Falling down and dying in the case of Ananias and Sapphira can be understood as an example of the Lord's startling judgment and discipline. It's not necessarily condemnation, but it's certainly discipline. The Lord as a heavenly Father disciplines those he loves, so we may come to share His holiness.

Jesus as our High Priest has done a wonderful thing by dying in our place, taking the punishment due us sinners, so we might instead have imputed to us His righteousness, and confidently enter the Most Holy Place by His blood (Heb 10:19). But that doesn't mean we should treat salvation lightly, or suppose we can 'get away with' wrongdoing. Sin is offensive to God and has serious consequences. Hebrews 10(26f,31) warns,"If we deliberately keep on sinning after we have received the knowledge of the truth, no sacrifice for sins is left, but only a fearful expectation of judgment and of raging fire that will consume the enemies of God....It is a dreadful thing to fall into the hands of the living God."

So, fear of God was one aspect of the fallout. The other was marvelous PHENOMENA showing God's saving/wholeness-bringing power. 5:12,15f: "The apostles performed many miraculous signs and wonders among the people. ...People brought the sick into the streets and laid them on beds and mats so that at least Peter's shadow might fall on some of them as he passed by. Crowds gathered also from the towns around Jerusalem, bringing their sick and those tormented by evil spirits, and all of them were healed."

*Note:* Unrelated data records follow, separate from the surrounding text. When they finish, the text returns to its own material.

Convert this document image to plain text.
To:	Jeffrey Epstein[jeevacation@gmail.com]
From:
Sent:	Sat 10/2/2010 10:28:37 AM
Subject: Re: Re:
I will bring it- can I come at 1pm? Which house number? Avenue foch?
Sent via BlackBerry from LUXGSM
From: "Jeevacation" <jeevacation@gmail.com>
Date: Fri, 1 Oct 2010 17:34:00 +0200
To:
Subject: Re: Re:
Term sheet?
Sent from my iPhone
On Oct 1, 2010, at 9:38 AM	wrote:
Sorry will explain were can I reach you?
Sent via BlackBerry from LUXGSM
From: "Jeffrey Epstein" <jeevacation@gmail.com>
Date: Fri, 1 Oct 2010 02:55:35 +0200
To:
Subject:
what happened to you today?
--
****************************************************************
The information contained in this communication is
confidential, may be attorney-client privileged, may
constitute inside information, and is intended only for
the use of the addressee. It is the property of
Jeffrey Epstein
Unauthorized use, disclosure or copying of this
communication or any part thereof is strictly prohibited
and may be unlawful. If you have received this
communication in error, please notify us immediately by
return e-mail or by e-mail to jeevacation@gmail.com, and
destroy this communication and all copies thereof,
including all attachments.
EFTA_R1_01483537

Is there a connection here between the powerful phenomena and the breath-taking fear of the Almighty? When we appraise God more truly in His awesomeness, do we not allow Him more room to work His way in our experience, and the woe of the world around us? Some churches today may be anemic because they've forgotten how to adequately revere God as the supernatural Spirit He is. So they default into 'do-it-yourself' religion. However the true measure of holiness is not what WE can do for God in our own strength, but how awesomely the Lord will work through us as we trust Him and rest in Him to accomplish things that are obviously beyond our ability.

What really catches people's attention is not human 'good works' but God showing up as His people serve Him with trust and obedience. The NIV Life Application Bible comments on 5:14: "What makes Christianity attractive? It is easy to be drawn to churches because of programs, good speakers, size, beautiful facilities, or fellowship. People were attracted to the early church by expressions of God's power at work, the generosity, sincerity, honesty, and unity of the members, and the character of the leaders. Have our standards slipped? God wants to add believers to his church, not just newer and better programs or larger and fancier facilities." May it be so! Let's pray.